5: The Human Centipede: Deadly Movies reviewed THC as funny, repulsive, disturbing, and generic. Contradictions indeed. But a contradiction this film certainly is. Take away the well publicised gimmick (three humans sewed together ass-to-mouth) and there’s little else here bar the sound performances. The gimmick however is so vile and stomach churning that it is enough to lift the film to higher horror plains. The sheer depths of personal depravity and horror experienced by the film’s long suffering victims is a harrowing watch for audiences that buy into it and don’t hide behind the self protection censorship of dismissing it as laugh-out-load comedy. It isn’t. It’s sickening. And in that much the film deserves to be acknowledged for pushing the envelope with a desensitised fanbase.

“]No 4: [REC2

4: [REC]2: Another film that was treated to a criminally small theatrical release, largely because it’s ‘foreign language’, a factor which is still a huge hurdle for non-english speaking filmmakers. The REC movies are so good (parts 3 and 4 are on their way) that the language barrier is essentially non existent. I for one don’t recall reading the subtitles, such is the power of the two movies (the first one especially, Deadly Movies Film of the Decade 2000-2010). REC2 takes the ‘zombie-like infection’ in an interesting and brave new direction. Some fans loved the plot curve-ball others were less accepting. At the very least it was interesting and certainly unforeseen. Carrying on the handheld first-person point of view the horror keeps coming at the same blistering pace as the original. Yes the impact of the first film is lost, but REC2 is still a solid sequel and a powerful piece of horror.

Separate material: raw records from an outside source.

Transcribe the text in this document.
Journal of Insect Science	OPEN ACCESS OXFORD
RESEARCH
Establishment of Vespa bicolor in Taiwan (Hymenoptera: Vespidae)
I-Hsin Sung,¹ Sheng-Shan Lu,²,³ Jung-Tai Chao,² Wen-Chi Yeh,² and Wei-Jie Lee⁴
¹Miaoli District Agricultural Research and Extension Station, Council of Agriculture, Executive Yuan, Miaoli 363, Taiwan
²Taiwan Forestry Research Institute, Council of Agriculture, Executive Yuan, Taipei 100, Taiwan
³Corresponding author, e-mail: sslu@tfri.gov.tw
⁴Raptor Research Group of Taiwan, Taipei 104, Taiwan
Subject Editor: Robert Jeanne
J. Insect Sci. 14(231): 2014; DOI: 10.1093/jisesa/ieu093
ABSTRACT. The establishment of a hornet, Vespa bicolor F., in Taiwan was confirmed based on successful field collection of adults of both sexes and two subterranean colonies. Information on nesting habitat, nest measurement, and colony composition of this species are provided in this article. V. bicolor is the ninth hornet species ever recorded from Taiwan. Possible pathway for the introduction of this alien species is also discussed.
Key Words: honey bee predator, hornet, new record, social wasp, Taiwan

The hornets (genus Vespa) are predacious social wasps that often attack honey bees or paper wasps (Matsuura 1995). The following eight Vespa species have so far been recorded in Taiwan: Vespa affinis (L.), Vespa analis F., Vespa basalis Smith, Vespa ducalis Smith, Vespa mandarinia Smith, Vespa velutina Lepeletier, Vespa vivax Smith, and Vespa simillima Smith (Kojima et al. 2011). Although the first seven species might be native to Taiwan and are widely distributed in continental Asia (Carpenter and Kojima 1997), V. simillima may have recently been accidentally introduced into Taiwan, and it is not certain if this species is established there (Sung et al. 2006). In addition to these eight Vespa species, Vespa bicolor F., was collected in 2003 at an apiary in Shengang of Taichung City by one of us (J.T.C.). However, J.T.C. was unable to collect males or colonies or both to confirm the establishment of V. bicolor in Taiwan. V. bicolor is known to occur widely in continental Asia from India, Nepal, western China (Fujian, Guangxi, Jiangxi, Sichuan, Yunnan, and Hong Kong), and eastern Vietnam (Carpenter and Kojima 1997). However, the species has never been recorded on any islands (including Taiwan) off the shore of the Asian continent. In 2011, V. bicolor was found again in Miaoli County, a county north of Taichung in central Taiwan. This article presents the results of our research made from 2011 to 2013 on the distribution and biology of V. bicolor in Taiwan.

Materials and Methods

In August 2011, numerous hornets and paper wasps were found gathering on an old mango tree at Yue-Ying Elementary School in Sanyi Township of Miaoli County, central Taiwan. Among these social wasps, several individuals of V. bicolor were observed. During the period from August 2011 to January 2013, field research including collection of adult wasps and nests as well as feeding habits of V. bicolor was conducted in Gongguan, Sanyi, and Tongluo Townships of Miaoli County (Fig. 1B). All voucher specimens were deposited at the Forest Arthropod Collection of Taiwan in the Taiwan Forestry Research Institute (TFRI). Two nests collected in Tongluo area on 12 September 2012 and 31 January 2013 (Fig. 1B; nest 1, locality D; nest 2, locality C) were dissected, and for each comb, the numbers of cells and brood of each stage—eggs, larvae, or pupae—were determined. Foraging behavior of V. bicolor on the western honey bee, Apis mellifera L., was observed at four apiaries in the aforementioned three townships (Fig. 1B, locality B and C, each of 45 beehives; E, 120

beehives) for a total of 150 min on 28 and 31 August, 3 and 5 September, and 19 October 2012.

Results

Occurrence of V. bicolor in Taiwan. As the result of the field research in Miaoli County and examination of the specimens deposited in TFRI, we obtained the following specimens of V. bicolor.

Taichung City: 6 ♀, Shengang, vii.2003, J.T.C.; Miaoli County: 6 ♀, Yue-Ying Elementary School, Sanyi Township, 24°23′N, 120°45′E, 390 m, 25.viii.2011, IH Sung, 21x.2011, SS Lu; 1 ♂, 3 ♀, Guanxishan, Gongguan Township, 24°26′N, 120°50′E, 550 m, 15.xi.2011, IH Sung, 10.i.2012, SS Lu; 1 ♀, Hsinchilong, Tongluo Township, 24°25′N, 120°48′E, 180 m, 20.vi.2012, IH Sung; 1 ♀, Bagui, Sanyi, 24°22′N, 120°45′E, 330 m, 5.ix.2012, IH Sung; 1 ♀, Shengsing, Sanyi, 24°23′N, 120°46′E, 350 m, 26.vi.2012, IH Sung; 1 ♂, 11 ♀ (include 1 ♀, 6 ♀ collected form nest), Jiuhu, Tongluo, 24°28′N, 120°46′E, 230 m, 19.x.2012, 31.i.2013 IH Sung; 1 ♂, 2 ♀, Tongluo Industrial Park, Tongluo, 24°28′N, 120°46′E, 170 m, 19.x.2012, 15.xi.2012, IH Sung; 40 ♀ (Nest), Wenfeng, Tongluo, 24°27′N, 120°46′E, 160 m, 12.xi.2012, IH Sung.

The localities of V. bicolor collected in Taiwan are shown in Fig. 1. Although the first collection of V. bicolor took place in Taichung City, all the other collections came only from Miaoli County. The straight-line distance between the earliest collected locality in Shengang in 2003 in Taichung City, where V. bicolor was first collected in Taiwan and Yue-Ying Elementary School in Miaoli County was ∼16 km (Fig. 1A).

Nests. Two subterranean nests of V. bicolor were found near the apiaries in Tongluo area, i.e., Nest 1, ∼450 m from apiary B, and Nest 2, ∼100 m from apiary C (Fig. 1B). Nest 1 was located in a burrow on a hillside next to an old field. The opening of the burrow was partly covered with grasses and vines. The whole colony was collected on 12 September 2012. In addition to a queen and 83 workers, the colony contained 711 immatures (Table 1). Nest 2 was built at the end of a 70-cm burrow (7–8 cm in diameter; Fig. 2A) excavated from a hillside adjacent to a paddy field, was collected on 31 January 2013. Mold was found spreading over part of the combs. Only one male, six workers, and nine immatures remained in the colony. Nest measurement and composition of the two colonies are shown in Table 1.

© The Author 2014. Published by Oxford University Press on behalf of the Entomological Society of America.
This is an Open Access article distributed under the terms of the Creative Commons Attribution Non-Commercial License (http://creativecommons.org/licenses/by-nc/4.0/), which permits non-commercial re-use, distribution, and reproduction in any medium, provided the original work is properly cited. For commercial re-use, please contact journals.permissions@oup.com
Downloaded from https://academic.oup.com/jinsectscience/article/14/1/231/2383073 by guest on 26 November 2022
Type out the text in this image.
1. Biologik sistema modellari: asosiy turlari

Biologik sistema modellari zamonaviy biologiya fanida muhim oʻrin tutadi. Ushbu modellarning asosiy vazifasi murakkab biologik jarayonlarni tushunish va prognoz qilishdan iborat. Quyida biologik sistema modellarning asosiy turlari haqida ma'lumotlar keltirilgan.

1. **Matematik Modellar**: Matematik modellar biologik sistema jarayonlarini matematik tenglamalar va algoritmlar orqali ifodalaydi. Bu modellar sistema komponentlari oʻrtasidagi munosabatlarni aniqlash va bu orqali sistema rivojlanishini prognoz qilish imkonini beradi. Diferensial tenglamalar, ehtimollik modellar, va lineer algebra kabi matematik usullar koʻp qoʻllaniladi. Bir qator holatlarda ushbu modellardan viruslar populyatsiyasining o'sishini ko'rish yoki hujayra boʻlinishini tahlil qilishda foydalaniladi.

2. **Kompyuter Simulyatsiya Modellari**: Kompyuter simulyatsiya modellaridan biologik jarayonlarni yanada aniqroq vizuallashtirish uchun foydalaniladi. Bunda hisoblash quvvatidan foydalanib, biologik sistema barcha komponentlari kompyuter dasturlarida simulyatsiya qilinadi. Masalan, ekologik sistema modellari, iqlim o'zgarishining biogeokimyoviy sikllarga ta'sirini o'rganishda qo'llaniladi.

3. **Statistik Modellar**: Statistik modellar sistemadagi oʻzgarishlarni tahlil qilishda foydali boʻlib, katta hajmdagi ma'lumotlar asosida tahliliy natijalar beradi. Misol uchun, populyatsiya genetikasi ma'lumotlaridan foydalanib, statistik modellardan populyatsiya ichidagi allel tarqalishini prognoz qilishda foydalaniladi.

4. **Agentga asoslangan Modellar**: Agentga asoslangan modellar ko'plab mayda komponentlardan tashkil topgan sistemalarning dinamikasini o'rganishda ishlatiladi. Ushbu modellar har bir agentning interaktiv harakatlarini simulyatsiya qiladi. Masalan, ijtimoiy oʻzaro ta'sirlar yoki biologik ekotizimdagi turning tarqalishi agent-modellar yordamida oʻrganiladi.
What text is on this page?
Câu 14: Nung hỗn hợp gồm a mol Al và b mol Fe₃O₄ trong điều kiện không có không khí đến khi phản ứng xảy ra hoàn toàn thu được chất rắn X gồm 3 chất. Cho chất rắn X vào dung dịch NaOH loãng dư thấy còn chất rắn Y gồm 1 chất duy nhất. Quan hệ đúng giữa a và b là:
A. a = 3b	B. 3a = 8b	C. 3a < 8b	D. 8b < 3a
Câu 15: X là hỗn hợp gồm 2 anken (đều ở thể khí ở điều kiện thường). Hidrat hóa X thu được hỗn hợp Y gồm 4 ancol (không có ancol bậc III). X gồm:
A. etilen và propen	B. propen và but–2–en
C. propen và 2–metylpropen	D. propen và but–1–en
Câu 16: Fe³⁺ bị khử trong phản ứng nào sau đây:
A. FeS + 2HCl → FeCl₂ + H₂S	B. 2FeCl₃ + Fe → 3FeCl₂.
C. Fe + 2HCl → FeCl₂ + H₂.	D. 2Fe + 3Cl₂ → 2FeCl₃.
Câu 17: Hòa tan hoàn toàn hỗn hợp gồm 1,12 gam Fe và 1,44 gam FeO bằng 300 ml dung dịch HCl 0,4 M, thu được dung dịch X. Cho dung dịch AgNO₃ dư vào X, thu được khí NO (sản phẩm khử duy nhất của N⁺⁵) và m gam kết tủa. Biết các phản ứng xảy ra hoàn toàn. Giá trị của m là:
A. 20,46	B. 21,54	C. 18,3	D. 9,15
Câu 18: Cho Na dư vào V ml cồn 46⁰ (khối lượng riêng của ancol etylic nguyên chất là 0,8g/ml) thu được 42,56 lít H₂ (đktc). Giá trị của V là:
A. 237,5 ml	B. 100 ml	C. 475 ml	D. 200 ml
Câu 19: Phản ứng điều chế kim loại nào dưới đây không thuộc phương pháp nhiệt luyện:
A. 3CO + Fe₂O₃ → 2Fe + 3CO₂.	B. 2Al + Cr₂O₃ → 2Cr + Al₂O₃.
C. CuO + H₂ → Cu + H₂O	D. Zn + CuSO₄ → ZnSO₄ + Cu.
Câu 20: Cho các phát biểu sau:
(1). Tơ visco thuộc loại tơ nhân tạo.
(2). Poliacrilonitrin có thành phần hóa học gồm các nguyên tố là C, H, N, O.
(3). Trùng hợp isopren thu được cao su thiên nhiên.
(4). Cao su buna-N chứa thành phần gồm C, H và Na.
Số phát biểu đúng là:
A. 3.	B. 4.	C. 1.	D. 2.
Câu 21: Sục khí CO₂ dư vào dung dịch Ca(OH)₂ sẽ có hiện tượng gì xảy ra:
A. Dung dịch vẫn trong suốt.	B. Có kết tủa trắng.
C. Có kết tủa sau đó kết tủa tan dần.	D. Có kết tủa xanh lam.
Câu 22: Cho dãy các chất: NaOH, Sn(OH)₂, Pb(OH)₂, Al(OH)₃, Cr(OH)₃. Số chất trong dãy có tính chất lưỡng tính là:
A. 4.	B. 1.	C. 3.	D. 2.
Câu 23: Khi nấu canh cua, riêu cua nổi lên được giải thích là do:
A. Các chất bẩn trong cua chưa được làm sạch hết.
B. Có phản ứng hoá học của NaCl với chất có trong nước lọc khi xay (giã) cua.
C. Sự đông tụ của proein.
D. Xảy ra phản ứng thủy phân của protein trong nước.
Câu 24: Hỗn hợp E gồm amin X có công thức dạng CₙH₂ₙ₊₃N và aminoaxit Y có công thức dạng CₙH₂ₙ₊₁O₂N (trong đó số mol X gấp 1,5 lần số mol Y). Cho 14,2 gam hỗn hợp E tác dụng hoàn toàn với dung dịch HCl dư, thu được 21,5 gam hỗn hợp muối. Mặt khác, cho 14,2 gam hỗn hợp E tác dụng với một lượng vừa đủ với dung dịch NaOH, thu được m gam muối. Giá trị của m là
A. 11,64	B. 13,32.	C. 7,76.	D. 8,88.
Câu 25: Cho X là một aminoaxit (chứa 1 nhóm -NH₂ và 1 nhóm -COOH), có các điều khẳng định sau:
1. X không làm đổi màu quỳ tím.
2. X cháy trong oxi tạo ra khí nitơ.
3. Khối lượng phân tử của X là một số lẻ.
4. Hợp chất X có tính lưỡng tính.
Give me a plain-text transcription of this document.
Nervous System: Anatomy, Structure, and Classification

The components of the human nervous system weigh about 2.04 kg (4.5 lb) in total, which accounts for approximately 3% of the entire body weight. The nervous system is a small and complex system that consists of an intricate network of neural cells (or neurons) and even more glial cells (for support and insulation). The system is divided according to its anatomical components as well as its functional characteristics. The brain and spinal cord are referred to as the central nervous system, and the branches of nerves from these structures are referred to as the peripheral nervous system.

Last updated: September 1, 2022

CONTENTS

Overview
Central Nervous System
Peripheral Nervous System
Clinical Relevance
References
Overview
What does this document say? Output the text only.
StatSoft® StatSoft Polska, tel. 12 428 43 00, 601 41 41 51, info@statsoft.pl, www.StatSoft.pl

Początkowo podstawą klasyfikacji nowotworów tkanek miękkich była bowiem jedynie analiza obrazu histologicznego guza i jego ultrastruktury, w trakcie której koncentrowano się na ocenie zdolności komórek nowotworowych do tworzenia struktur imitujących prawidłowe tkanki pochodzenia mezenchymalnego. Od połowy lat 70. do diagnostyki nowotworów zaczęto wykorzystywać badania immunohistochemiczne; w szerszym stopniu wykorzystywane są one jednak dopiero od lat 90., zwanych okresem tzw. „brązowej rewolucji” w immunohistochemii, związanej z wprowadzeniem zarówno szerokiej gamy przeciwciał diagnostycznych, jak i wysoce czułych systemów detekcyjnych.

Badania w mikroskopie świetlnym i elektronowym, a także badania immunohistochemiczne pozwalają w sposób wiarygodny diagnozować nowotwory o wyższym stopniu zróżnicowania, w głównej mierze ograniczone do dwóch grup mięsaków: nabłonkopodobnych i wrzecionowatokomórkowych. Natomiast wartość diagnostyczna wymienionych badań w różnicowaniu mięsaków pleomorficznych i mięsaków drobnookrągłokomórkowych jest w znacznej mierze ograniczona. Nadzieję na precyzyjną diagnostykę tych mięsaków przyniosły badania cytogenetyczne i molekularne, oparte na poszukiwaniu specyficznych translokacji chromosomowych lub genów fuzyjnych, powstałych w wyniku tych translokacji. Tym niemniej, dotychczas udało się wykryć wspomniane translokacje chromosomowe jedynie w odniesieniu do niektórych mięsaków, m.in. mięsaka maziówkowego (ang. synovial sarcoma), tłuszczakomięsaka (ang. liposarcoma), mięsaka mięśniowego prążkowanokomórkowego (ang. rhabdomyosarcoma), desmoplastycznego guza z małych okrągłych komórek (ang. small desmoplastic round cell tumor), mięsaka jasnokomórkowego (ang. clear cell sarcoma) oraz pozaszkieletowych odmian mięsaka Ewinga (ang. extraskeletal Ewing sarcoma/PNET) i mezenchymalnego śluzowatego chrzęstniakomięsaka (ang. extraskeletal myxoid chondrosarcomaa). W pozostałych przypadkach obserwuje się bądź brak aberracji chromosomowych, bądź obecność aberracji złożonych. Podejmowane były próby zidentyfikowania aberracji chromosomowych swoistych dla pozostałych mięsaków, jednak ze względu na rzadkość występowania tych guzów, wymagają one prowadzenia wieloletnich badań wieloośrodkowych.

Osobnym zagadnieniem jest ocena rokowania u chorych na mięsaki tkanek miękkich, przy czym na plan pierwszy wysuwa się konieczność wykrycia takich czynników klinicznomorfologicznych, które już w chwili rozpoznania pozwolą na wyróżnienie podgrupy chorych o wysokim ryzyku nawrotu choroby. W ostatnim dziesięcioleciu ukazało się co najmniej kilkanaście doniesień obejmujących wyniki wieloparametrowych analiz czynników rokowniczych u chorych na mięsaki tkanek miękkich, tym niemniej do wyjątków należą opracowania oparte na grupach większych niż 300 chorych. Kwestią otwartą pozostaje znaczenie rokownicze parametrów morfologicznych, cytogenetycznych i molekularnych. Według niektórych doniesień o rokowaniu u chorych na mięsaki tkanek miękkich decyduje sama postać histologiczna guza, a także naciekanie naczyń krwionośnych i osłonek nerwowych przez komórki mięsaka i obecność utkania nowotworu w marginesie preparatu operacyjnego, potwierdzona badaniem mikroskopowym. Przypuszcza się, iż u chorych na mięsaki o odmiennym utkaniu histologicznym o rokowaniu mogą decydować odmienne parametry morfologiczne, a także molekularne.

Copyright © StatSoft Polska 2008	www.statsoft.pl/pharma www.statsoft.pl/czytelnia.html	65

No 3: Rare Exports: A Christmas Tale

3: Rare Exports: A Christmas Tale: A brilliant festive horror film. Certainly a contender for the best Christmas horror film, battling it out with 1974′s Black Christmas. The dark humour is handled brilliantly, the scenery and texture are sumptuous, and the acting spot-on (especially Santa and little Pietari). Scandinavian horror is not just in an incredibly healthy place, it’s likely to be the front runner of horror for the next decade, showing Hollywood new direction and new themes. Rare Exports (like the shorts that inspired it) takes a fairly well known horror tradition (evil Santa) and takes it somewhere completely different, giving the theme purpose, plot, character, and motivation. The end result is definitely a new Holiday tradition.

No 2: Frozen

2: Frozen: Just brilliant. Is it horror at all? Well probably not, although the horror community has adopted it and filmmaker Adam Green as their own. Green takes the simplest of scenarios and crafts a well plotted and paced drama which is truly horrific. No boogeymen, torture chambers, mutated monsters, or blood thirsty aliens here, just regular people in a regular situation gone horribly wrong. It’s certainly a film that stays with you after the fact. Green shows his subtle skills here when compared to the Hatchet films, and achieves arguably a higher level of fraught tension and terror.

No 1: Splice

1: Splice: Amazing. A game changer if embraced. Body horror taken to a new level. It’s all-in-one subtle and gross-out, beautiful and horrific. This reworking of the cautionary Frankanstein tale is handled with such brilliance by  Vincenzo Nitali that horror finally has something ‘new’ to be inspired by. The process of ‘the monster’s’ life gestation (Dren) is something completely new to horror fans.., Frankenstein for a whole new cinema generation. There are moments of the Dren’s development that are completely out of the blue, grabbing the audience and characters by the throat. And then there’s THAT scene.., Let’s just say that Victor and The Monster’s relationship certainly didn’t go there! A highly provoking film about humans, science, and our limitations and weaknesses. Horror used in all the right ways. Something for fans to be proud of.

What do think? Agree? Disagree? Discuss.